Friday, October 12, 2012

Sachsenhausen III: theological musings


The hardest part of the Sachsenhausen tour was visiting the warehouse where approximately 10,000 Soviet POWs were systematically exterminated. They were brought into a room for a purported physical exam and then shot from behind by a rifle hidden behind a concrete wall, the sound muffled by music playing in the background. The executions were consistent with  Nazi ideology, always predicated on the assumption that in the (to them) ceaseless struggle for existence there were not enough resources for everyone, so some had to die. The method chosen was consistent with Nazi practice of cruelly deceiving people.

I left the camp feeling sobered.  What I felt inside at that point was not so much the horror of the camp as a blank emptiness, a coldness.  I felt the absence of humanity. This led me to think of Augustine, who defined evil not as a presence but as an absence, the absence of good, the absence of God. While a sense of evil and foreboding permeated Sachenshausen, along, paradoxically, with the sense of holy space in the suffering of those imprisoned, the evil was most pronounced in the emptiness. The camp tried to take away from people what made them human, what made and makes life good: friendship, family, freedom, individual identity, safety, food, warmth, community, the ethic at the heart of all religions of "do unto others" and the spiritual ethic that all humans, if not entirely equal, share a baseline selfhood that is sacred. Sachsenhausen was a place officially devoid of religion as we would understand it, barren. The worst, of course, was the above-mentioned "Station Z,"  where people came to die alone, yet,  ironically, en masse, as thousands could be killed in a day.

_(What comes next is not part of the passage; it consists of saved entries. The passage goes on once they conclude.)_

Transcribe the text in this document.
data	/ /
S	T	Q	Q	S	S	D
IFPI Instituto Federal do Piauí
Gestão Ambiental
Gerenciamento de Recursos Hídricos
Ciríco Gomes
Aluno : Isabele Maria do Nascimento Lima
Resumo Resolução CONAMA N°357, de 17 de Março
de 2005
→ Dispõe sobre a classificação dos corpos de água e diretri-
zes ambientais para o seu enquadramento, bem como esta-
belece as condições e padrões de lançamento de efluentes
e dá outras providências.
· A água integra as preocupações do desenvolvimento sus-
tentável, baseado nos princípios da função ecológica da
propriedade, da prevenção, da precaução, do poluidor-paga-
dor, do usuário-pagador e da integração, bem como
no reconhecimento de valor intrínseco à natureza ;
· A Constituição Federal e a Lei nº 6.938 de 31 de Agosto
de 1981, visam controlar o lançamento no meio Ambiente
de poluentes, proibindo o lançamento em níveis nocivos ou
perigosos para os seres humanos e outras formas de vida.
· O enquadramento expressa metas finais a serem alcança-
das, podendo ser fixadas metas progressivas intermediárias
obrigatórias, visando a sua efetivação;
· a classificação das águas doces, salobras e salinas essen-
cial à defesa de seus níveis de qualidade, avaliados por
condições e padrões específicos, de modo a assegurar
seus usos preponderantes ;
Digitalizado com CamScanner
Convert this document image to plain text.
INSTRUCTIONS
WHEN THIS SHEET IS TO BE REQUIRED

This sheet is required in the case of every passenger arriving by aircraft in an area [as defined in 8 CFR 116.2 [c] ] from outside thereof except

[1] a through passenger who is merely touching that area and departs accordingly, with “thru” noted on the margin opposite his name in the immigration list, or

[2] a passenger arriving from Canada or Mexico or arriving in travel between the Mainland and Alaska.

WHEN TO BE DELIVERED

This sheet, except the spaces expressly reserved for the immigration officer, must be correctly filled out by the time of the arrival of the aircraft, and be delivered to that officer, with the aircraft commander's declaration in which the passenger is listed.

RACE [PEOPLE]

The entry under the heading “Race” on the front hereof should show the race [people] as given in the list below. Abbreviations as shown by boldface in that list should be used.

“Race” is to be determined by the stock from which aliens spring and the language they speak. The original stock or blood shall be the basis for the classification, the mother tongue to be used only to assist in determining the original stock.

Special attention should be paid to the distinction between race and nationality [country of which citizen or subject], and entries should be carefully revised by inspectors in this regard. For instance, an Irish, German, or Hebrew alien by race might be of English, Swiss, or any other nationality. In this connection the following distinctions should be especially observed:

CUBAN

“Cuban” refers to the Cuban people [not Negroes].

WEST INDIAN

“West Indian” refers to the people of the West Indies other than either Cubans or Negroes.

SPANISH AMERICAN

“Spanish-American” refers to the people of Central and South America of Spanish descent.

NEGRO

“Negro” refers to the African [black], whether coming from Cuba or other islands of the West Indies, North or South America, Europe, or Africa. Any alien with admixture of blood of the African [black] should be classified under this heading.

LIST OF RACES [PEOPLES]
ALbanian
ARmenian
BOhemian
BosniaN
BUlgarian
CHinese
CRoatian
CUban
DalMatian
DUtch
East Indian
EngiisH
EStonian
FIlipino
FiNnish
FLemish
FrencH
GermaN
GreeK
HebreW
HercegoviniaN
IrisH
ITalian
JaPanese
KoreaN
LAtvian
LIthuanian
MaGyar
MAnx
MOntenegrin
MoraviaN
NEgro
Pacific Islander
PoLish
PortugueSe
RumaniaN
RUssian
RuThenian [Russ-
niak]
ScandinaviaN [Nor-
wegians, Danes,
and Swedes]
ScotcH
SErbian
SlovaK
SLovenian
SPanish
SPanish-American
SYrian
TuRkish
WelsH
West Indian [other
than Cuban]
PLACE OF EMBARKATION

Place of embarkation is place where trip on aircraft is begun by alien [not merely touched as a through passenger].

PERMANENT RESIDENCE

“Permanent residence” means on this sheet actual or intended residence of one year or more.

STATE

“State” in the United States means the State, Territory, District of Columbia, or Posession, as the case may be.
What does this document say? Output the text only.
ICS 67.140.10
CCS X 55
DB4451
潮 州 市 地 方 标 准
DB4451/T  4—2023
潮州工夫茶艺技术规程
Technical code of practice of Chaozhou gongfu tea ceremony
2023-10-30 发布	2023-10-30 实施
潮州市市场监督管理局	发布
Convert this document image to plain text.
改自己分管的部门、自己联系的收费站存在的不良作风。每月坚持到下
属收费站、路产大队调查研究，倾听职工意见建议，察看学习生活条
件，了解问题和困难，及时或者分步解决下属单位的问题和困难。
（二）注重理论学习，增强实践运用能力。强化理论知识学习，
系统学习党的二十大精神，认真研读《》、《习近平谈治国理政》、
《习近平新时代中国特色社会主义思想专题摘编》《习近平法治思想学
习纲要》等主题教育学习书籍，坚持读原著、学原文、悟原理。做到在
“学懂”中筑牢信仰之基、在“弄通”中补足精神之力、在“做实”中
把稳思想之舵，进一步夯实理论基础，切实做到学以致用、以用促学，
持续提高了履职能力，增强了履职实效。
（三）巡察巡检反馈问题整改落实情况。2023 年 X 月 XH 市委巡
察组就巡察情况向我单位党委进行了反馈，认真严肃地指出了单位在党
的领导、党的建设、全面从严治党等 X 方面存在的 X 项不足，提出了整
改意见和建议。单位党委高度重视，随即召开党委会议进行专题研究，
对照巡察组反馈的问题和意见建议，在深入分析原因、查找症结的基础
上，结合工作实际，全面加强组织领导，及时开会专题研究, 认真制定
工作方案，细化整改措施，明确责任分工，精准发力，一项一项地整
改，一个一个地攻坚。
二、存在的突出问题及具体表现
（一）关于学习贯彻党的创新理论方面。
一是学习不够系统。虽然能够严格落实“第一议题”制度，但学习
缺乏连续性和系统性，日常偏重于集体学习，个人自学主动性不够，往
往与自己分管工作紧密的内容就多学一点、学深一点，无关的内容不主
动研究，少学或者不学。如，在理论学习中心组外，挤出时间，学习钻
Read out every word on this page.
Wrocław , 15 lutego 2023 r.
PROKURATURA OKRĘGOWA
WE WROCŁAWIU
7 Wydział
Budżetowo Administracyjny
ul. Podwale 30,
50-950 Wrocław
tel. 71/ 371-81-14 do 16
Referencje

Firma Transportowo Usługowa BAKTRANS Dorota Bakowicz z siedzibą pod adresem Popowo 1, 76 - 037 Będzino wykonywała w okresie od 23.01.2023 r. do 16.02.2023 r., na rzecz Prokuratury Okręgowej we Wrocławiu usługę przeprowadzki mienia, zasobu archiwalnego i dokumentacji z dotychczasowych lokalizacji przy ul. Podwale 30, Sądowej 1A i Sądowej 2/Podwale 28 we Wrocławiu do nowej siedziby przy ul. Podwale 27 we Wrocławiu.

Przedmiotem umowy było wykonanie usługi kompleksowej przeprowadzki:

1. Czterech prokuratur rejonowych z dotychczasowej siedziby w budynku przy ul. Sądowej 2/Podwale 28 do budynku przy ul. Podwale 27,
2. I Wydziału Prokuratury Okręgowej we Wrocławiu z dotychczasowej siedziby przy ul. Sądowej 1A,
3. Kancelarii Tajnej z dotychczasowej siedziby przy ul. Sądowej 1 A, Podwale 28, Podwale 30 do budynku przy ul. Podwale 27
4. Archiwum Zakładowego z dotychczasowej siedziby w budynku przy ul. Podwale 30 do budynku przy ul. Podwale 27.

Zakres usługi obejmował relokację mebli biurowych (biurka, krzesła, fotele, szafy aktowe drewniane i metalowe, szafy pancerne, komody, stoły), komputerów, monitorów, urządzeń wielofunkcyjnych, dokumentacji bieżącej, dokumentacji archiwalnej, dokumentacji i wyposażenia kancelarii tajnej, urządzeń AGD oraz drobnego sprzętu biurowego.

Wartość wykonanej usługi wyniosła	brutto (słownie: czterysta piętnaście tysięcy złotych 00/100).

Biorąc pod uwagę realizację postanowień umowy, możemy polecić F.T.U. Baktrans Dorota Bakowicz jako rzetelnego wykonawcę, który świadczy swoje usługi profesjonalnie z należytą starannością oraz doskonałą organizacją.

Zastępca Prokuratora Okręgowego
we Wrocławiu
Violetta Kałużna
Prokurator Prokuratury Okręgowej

That made me think that perhaps we cling to the stories of abuse in the camps not only because they are horrible and we don't want to forget them, but because they are also "something." Twisted as the abuse might be, it reflects some semblance of human relationship amid the void. We cling even more to the evidences that some people stuck together and helped each other within the camps, that humanity was not entirely snuffed out.